So drunk, too bad you don't want this
some 7 year old just told me his favorite rapper was eminem and kim got what she deserved...god damn today's youth is in a dark period
No, I'm never going to get a job bc I don't know anything about public relations except that Chris Crocker wants everyone to leave Britney alone.
I think I ordered pizza when I got home. The email said the delivery time was noon today. So if that shit shows up I am the most amazing drunk on the planet.
My brain is officially off for summer until late august. If that guy wants to fuck me, he better do it soon.
He stripped down to boxers and then started flinging jello shots with a spoon into people's mouths like a catapult.
I didn't hate myself when I woke up today, that's improvement right?
Dont eat ANYTHING off the floor at Matt's house. He likes floor sex.
Anyway, it's clearly a shapeshifting vagina/AT-AT, which I never said I was SEXUALLY attracted to. Just that I liked it.
You ask too many questions when I'm blowing you. You're like a dentist asking how my day has been during a cleaning.

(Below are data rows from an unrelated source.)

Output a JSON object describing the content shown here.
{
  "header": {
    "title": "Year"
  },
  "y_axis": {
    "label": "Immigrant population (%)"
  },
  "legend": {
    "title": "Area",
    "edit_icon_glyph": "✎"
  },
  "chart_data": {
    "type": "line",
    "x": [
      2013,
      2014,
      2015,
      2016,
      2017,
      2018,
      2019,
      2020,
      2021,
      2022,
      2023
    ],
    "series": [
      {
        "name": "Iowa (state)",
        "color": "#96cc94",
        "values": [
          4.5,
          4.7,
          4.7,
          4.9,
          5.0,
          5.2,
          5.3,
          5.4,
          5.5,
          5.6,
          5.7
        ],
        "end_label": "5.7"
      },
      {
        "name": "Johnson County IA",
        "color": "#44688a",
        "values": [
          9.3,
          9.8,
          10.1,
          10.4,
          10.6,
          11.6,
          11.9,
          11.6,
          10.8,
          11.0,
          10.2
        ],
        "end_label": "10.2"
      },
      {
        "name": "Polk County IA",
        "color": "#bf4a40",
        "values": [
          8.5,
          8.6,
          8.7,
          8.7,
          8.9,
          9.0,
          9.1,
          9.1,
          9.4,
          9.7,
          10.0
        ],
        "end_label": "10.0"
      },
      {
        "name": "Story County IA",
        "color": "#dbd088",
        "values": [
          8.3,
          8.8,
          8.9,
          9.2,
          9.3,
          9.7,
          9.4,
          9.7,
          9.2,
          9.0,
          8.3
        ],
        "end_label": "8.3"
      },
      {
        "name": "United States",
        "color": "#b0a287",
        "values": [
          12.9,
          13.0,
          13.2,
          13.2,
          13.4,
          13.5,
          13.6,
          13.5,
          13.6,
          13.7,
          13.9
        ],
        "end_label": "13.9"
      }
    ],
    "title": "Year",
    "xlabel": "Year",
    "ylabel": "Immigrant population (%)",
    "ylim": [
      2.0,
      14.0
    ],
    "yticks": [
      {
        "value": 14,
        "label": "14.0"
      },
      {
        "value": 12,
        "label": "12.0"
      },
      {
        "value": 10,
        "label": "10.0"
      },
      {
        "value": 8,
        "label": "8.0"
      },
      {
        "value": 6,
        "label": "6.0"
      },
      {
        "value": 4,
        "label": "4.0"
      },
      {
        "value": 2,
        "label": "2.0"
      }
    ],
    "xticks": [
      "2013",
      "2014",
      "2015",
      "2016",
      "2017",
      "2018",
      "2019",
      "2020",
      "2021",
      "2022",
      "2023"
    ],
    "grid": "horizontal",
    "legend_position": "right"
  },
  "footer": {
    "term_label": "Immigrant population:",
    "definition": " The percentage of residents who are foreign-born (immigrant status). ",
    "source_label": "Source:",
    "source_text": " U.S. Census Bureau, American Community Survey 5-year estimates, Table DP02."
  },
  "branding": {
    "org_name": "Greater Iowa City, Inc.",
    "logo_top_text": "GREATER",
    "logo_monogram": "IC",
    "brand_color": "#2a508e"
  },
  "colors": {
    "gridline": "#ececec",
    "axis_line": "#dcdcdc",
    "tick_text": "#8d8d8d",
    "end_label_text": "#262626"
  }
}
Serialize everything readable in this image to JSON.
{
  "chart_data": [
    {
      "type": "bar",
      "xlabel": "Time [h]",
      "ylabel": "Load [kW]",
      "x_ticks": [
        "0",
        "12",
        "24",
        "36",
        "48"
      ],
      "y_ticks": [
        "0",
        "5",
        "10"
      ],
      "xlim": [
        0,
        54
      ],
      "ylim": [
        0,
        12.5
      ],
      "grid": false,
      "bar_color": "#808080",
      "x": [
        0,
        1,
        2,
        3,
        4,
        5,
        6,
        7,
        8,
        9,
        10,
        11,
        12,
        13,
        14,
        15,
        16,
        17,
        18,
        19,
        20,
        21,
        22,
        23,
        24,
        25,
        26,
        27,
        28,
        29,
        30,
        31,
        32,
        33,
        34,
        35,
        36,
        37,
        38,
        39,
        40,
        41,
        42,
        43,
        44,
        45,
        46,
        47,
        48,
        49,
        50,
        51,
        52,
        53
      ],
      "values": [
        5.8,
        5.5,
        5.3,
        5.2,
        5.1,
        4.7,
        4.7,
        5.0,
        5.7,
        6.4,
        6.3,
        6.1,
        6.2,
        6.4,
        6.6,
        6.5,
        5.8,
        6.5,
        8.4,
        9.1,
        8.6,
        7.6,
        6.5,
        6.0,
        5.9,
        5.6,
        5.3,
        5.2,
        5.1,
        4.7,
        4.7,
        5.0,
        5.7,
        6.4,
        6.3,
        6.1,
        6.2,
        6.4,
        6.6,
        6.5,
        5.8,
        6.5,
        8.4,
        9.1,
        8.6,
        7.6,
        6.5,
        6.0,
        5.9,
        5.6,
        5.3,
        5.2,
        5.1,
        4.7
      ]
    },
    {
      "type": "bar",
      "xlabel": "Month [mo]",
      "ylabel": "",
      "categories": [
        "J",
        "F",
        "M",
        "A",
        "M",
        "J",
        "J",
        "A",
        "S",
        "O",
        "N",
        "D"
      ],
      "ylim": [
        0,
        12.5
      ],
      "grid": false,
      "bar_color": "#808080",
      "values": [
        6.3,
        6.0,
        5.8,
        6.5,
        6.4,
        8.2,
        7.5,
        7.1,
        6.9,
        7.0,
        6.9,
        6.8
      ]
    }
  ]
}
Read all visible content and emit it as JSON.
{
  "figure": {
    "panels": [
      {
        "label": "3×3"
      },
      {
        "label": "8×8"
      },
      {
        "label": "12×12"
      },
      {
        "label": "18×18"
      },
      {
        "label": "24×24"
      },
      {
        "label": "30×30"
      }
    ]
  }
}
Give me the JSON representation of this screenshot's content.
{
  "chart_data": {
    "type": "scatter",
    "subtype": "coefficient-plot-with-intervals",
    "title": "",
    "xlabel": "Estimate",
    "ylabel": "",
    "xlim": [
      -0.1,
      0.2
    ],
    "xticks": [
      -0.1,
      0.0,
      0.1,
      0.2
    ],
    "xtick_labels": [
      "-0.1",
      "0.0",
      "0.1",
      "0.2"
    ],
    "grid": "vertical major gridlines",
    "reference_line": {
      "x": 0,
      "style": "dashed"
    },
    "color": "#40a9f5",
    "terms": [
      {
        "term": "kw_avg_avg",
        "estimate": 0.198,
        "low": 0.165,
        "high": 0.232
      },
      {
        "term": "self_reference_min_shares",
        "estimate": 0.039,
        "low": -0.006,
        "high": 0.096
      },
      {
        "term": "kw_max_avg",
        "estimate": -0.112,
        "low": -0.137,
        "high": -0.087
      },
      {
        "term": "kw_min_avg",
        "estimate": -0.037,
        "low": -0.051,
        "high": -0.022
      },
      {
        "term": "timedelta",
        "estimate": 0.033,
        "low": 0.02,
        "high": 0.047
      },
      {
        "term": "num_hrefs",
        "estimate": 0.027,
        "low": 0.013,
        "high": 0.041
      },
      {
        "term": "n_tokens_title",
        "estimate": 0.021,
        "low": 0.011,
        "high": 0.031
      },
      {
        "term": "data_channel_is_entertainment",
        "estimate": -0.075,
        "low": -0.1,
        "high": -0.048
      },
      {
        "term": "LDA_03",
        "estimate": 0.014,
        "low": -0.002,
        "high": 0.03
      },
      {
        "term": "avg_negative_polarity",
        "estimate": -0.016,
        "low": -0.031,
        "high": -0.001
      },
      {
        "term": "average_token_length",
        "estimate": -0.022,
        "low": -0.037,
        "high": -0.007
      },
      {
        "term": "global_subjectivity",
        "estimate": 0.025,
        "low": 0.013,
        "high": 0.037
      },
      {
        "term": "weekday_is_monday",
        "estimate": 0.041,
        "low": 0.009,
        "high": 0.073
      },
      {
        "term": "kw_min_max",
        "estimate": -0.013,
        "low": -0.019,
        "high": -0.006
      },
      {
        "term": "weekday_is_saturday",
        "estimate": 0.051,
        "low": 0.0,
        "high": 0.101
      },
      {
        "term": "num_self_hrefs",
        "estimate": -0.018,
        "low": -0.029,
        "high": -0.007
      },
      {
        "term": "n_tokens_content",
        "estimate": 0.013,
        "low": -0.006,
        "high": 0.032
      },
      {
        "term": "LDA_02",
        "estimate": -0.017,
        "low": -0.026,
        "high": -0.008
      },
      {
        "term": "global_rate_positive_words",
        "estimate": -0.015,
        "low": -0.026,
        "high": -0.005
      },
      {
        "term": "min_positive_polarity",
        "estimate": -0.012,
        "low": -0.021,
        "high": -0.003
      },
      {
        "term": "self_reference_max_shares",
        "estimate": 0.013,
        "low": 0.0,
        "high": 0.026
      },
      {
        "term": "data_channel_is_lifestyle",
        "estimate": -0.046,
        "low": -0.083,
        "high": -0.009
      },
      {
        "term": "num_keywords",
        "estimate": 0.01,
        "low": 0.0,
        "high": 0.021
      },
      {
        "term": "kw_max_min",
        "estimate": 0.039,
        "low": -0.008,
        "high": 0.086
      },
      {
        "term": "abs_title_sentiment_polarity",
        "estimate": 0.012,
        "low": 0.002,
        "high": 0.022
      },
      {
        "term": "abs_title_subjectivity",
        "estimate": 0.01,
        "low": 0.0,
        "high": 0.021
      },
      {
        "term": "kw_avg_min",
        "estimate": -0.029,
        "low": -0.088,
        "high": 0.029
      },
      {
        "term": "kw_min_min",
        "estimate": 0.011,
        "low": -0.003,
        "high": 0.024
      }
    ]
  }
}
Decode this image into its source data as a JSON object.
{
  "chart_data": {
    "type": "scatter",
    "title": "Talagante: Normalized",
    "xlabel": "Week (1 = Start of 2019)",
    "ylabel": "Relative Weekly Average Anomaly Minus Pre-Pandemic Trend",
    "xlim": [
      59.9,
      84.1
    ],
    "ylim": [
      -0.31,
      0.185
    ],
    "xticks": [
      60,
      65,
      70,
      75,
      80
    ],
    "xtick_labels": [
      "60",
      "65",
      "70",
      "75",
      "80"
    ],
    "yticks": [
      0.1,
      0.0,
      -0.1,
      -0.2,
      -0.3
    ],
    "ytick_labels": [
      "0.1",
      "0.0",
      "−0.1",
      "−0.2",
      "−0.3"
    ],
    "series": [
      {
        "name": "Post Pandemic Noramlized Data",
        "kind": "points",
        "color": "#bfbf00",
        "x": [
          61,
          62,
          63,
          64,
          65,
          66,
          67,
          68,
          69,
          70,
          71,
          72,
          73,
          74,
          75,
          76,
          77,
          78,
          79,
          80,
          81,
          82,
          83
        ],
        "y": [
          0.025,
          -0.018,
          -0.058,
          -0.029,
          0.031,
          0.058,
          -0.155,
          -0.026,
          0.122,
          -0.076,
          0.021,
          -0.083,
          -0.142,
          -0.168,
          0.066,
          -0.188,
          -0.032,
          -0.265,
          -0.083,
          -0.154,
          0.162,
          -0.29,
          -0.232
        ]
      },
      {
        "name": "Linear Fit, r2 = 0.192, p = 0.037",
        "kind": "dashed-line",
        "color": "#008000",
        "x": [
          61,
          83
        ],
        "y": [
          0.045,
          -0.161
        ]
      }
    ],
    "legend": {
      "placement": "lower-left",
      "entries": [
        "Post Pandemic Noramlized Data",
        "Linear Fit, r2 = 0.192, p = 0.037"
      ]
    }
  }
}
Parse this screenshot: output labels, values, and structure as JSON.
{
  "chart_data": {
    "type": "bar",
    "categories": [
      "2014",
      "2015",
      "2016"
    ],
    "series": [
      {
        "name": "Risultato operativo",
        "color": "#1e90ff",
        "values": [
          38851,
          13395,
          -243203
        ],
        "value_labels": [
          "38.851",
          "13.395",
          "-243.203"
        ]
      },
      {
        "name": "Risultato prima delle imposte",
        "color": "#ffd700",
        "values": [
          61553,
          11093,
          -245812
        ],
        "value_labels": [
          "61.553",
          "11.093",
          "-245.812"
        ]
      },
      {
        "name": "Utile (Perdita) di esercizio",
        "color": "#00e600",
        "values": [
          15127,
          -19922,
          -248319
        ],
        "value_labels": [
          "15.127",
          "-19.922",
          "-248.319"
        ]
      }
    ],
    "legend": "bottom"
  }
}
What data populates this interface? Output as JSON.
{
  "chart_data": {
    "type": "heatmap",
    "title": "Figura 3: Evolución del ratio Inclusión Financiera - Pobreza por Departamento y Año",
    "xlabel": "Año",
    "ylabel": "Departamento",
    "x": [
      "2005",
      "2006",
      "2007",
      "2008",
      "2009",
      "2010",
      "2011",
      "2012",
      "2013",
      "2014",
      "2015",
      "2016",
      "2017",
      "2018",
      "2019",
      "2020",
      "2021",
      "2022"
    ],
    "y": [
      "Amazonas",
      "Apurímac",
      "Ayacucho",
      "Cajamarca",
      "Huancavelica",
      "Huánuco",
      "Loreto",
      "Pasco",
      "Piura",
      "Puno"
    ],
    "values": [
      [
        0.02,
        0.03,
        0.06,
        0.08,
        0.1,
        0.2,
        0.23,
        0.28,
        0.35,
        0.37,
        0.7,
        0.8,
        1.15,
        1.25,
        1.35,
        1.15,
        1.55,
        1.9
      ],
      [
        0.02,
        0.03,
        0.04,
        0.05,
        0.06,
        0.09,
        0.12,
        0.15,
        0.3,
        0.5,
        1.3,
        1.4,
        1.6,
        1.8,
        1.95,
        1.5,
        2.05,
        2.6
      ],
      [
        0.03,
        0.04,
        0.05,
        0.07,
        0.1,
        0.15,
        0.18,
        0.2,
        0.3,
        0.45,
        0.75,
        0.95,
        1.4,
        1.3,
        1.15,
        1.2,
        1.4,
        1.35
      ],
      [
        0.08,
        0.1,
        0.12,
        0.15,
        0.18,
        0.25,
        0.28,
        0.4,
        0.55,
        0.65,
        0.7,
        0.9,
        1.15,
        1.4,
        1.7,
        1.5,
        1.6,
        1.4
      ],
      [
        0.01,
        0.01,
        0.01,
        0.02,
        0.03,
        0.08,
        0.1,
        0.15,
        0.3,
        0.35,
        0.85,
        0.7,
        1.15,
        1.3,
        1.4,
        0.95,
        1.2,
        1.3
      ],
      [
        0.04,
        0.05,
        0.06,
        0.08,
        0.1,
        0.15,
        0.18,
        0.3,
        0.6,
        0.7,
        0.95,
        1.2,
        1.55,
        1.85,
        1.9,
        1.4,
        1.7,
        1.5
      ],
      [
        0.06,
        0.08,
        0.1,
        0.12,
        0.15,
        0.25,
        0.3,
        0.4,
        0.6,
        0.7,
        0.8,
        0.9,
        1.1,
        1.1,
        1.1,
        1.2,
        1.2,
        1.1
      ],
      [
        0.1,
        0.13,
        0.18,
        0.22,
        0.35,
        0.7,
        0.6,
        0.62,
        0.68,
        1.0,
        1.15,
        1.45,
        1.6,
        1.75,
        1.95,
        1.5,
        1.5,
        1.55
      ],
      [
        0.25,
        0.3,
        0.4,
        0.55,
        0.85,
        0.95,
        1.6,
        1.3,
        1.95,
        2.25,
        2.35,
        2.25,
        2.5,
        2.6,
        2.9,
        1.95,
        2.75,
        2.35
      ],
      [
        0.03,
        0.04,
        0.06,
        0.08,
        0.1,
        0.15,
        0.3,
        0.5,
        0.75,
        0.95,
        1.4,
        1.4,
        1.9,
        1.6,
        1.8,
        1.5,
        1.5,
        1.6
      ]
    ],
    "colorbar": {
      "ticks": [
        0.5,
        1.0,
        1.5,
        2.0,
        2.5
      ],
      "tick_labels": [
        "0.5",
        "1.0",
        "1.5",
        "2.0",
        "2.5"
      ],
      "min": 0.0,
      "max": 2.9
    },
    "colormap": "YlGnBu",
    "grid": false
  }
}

when I was walking home I wad so excited to see a cat on the sidewalk but it was really a traffic cone
I just dominated some guy while wearing your moms thong
I'm recovering from the blowjob...She's doing her taxes...
we had sex while we waited for the thai food... a which will come first type of situation
I'm driving to work hungover. I feel like I got hit by a train and then drank that train too.